Something has been on my mind lately, and it's literally been driving me insane. This is something that could totally change my life for the better, and I am so not a very patient person. This is killing me right now. I don't want to think about it too much, so lets just say this involves one of the people I have known for a long time and they might like me. When I got the answer I did I was speechless, I had no clue how to react. His exact words were " I don't know, I don't want to say yes and not mean it." The answer was a decent answer, but now that's all I can think of. I asked him this question yesterday, and I can't help but replay the past two days in my head.

Thursday:

Today was a new thing the hospital was doing for Valentines Day, which is on saturday. The female doctors have a paper cut out heart on them with their name on it, and they can't talk to any male doctors otherwise they get the heart. It's called "Hush Hearts". Some people think this is stupid, but it's something fun to do.

I knew I would have the worst day today, because I know House will try to get my heart, and he will stop at nothing to do so. Like I walked into the clinic and into my office. He came up from behind me and just tickled me, which sucks because I am the most ticklish person in the world, I laughed but didn't speak.
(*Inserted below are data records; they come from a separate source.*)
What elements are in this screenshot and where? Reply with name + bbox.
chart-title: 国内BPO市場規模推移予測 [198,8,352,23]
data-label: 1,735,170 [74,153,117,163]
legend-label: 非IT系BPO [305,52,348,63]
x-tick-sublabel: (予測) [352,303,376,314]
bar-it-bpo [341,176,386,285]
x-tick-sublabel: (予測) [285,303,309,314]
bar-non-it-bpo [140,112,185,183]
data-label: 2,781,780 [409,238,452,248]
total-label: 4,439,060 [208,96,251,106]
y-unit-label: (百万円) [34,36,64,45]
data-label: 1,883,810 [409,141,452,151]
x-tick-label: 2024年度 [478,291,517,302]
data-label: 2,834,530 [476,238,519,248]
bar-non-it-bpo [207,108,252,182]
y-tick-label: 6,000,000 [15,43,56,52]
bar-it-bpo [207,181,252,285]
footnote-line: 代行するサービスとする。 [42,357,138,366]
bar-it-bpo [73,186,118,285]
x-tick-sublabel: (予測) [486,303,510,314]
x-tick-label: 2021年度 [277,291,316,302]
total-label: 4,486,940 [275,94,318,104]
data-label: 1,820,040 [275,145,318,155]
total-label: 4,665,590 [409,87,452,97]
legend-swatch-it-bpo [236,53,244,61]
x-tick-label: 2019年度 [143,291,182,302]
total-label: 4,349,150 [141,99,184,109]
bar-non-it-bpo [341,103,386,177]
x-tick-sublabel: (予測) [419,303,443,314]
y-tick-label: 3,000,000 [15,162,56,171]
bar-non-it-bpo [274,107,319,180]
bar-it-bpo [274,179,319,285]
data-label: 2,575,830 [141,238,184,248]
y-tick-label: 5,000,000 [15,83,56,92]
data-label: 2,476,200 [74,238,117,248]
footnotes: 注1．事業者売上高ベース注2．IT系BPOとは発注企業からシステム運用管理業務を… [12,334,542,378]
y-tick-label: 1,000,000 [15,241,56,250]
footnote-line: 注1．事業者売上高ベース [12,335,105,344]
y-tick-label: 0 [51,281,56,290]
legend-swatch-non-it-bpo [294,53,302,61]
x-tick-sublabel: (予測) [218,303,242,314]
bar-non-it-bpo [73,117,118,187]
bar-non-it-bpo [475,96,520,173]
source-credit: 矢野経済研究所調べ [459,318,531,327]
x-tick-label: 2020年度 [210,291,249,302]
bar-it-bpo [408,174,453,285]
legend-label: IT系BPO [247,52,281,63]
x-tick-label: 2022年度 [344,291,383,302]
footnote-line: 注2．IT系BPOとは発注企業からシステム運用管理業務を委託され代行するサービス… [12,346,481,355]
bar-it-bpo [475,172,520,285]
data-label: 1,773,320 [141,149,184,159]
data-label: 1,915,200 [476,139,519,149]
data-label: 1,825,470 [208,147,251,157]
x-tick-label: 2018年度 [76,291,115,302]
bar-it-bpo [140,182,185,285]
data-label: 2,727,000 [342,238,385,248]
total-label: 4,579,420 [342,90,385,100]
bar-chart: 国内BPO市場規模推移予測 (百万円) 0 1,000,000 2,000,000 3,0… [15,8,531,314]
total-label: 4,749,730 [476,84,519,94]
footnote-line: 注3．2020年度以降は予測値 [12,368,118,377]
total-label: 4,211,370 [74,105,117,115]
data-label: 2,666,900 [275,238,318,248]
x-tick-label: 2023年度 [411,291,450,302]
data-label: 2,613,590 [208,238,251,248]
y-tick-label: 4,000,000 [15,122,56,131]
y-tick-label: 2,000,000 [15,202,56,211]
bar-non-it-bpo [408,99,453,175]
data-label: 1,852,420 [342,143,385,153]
It took a lot of strength not to talk and say stop, but I managed to do it.

The rest of the day was hard. I love to just make fun of him sometimes, and I know just how to do it. He is really ticklish, so I decided to just jab him in the sides, which is the worst spot for him, but but he turned around right as I was about to do it.

" NO! Why did you turn around!?" Then I realized what I had just done. He now had my heart. He laughed and motioned for it. I didn't hand it to him to he just grabbed it off my chest.

That night we were texting and I just asked him plain and simple. Do you like me? And he said that at the moment he didn't know, and that he didn't want to say yes and not mean it. Which I think was a very good answer, and I accepted it.

Friday:

We hung out all day and then texted some more. When we were hanging out it was all flirting hard core, and some hilarious jokes and talking. I knew he liked me, but I didn't want to get my hopes up incase it was gonna be no. I really wanted to ask him if he did or not, but I didn't want to seem desperate. So I talked to Julia and she agreed to wait a bit longer. So let's just say that night I didn't sleep well. I was so nervous of what he would say, but that did lead to an amazing dream.

Saturday: (AKA Valentines Day)

So today was a very weird day that I kind of wanted to avoid. This was a day meant for couples and almost two weeks ago I dumped a guy I was dating for two months. I worked a full day, and when I got home I no longer could hold it in, so after a very strange question from House I asked. And the time between sending it and him answering seemed like a lifetime. And finally it came.

I asked if he had made up his mind if he liked me or not and he said.

" Yes to both." I was speechless. I guess Valentines Day is a day worth remembering from now on.